Purtroppo, non ho dettagli da poterle fornire quali marca, nr matricola come richiesto. Spero non rappresenti una difficoltà insormontabile.

Vorrei conoscerne approssimativamente la datazione ed un eventuale valore commerciale a solo scopo informativo, in quanto, e comunque mio interesse tenerlo per il grande valore affettivo.

Inoltre le vorrei chiedere suggerimenti per procedere con un restauro conservativo, che non ne alteri l’autenticità , rendendolo però ugualmente utilizzabile per fini del tutto dilettantistici.

Se le fosse possibile potrebbe indicarmi una ditta presente a Napoli a cui poter essere sicuri di rivolgersi, in piena fiducia?

In attesa le porgo cordiali saluti,

Raffaella

Risposta

Risposta

Gentilissima Raffaella,
il pianoforte in questione è databile 1880 circa.
Il progetto è molto semplice, corde “diritte”, meccanica ovviamente “a baionetta” e telaio in ferro.

Il valore commerciale non è rilevabile dato il discorso precedente.
Le prestazioni meccaniche sono del tutto inadeguate per un discorso commerciale.
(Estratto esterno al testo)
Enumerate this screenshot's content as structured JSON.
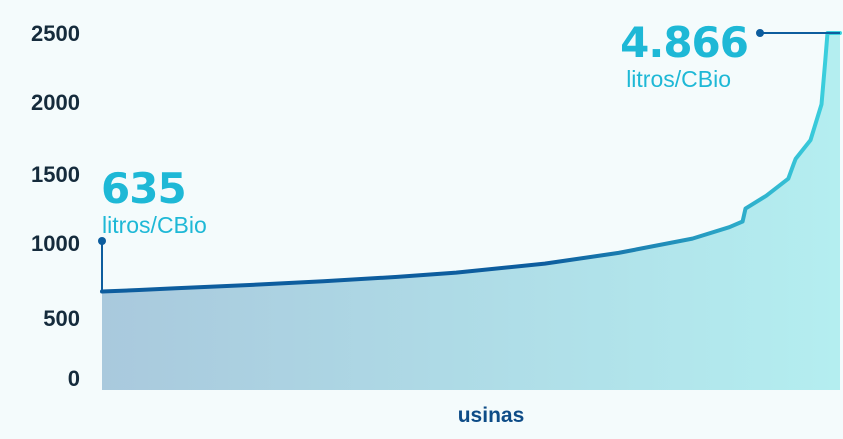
{
  "chart_data": {
    "type": "area",
    "xlabel": "usinas",
    "ylabel": "",
    "ylim": [
      0,
      2500
    ],
    "y_ticks": [
      "0",
      "500",
      "1000",
      "1500",
      "2000",
      "2500"
    ],
    "x": [
      0,
      0.05,
      0.1,
      0.2,
      0.3,
      0.4,
      0.48,
      0.6,
      0.7,
      0.8,
      0.85,
      0.868,
      0.872,
      0.9,
      0.93,
      0.937,
      0.94,
      0.96,
      0.975,
      0.98,
      0.983,
      1.0
    ],
    "values": [
      690,
      700,
      712,
      735,
      762,
      792,
      822,
      885,
      960,
      1060,
      1140,
      1180,
      1270,
      1360,
      1480,
      1580,
      1620,
      1750,
      2000,
      2300,
      2500,
      2500
    ],
    "annotations": [
      {
        "value": "635",
        "unit": "litros/CBio"
      },
      {
        "value": "4.866",
        "unit": "litros/CBio"
      }
    ],
    "grid": false,
    "legend": "none"
  },
  "colors": {
    "line_start": "#0d5d9e",
    "line_end": "#3dd4e0",
    "fill_start": "#a9c9dd",
    "fill_end": "#b4eef0",
    "accent": "#1eb8d6",
    "label": "#152b3c",
    "xlabel": "#0e4c87"
  }
}
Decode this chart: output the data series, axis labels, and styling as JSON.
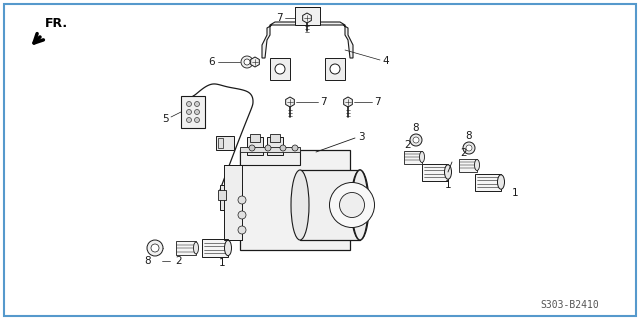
{
  "background_color": "#ffffff",
  "line_color": "#1a1a1a",
  "border_color": "#5599cc",
  "fig_width": 6.4,
  "fig_height": 3.2,
  "dpi": 100,
  "labels": {
    "fr_arrow": "FR.",
    "part_number_text": "S303-B2410"
  }
}
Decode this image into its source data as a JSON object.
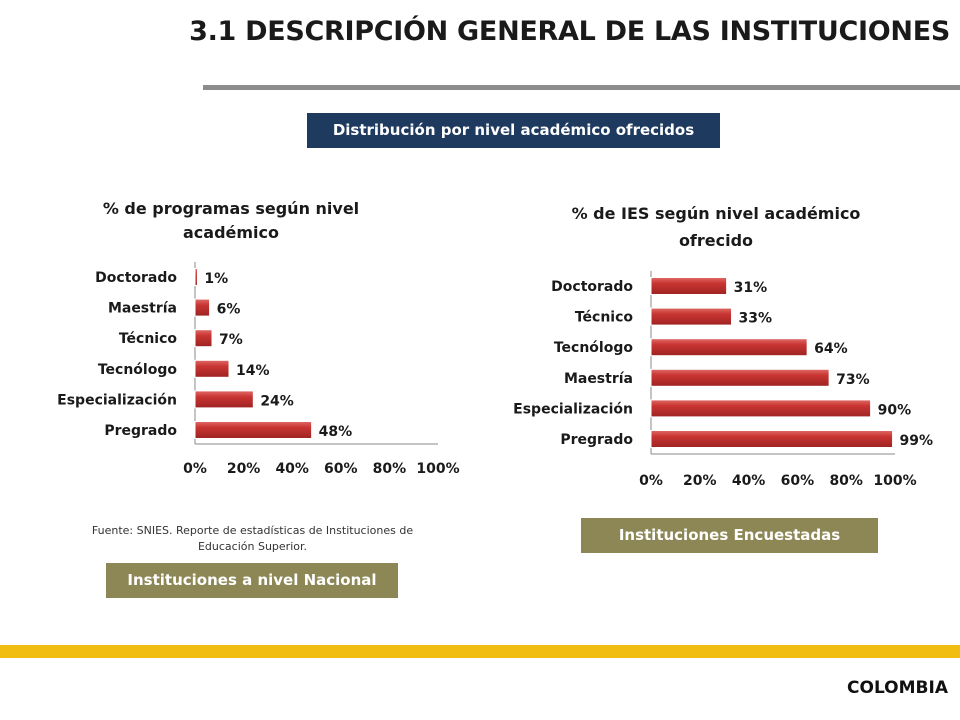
{
  "page": {
    "title": "3.1 DESCRIPCIÓN GENERAL DE LAS INSTITUCIONES",
    "section_banner": "Distribución por nivel académico ofrecidos",
    "source_note": "Fuente: SNIES. Reporte de estadísticas de Instituciones de Educación Superior.",
    "left_banner": "Instituciones a nivel Nacional",
    "right_banner": "Instituciones Encuestadas",
    "footer_label": "COLOMBIA"
  },
  "colors": {
    "title_rule": "#8c8c8c",
    "navy_banner": "#1f3a5f",
    "olive_banner": "#8d8756",
    "bar": "#c0302e",
    "footer_stripe": "#f0bd10"
  },
  "chart_data": [
    {
      "type": "bar",
      "orientation": "horizontal",
      "title": "% de programas según nivel académico",
      "title_lines": [
        "% de programas según nivel",
        "académico"
      ],
      "categories": [
        "Doctorado",
        "Maestría",
        "Técnico",
        "Tecnólogo",
        "Especialización",
        "Pregrado"
      ],
      "values": [
        1,
        6,
        7,
        14,
        24,
        48
      ],
      "value_labels": [
        "1%",
        "6%",
        "7%",
        "14%",
        "24%",
        "48%"
      ],
      "xlim": [
        0,
        100
      ],
      "xticks": [
        "0%",
        "20%",
        "40%",
        "60%",
        "80%",
        "100%"
      ],
      "grid": false,
      "legend": "none"
    },
    {
      "type": "bar",
      "orientation": "horizontal",
      "title": "% de IES según nivel académico ofrecido",
      "title_lines": [
        "% de IES según nivel académico",
        "ofrecido"
      ],
      "categories": [
        "Doctorado",
        "Técnico",
        "Tecnólogo",
        "Maestría",
        "Especialización",
        "Pregrado"
      ],
      "values": [
        31,
        33,
        64,
        73,
        90,
        99
      ],
      "value_labels": [
        "31%",
        "33%",
        "64%",
        "73%",
        "90%",
        "99%"
      ],
      "xlim": [
        0,
        100
      ],
      "xticks": [
        "0%",
        "20%",
        "40%",
        "60%",
        "80%",
        "100%"
      ],
      "grid": false,
      "legend": "none"
    }
  ]
}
Un intervento a mio avviso dovrebbe riguardare il restauro e la lucidatura del mobile, solo e rigorosamente a gommalacca stesa a mano-tampone, evitando ogni altra soluzione e tecnica.
Altri interventi dovrebbero riguardare la parte meccanica se l’intento è quello di un utilizzo.
Potrebbe verificarsi poi che all’atto dell’accordatura si verifichi la rottura di diverse corde in quanto ossidate e ruggini.
Si innescherebbe purtroppo una spirale abbastanza fastidiosa di inconvenienti ai quali dover porre rimedio.
Occorre in questo caso valutare attentamente come e se procedere  ad un restauro, seppur conservativo.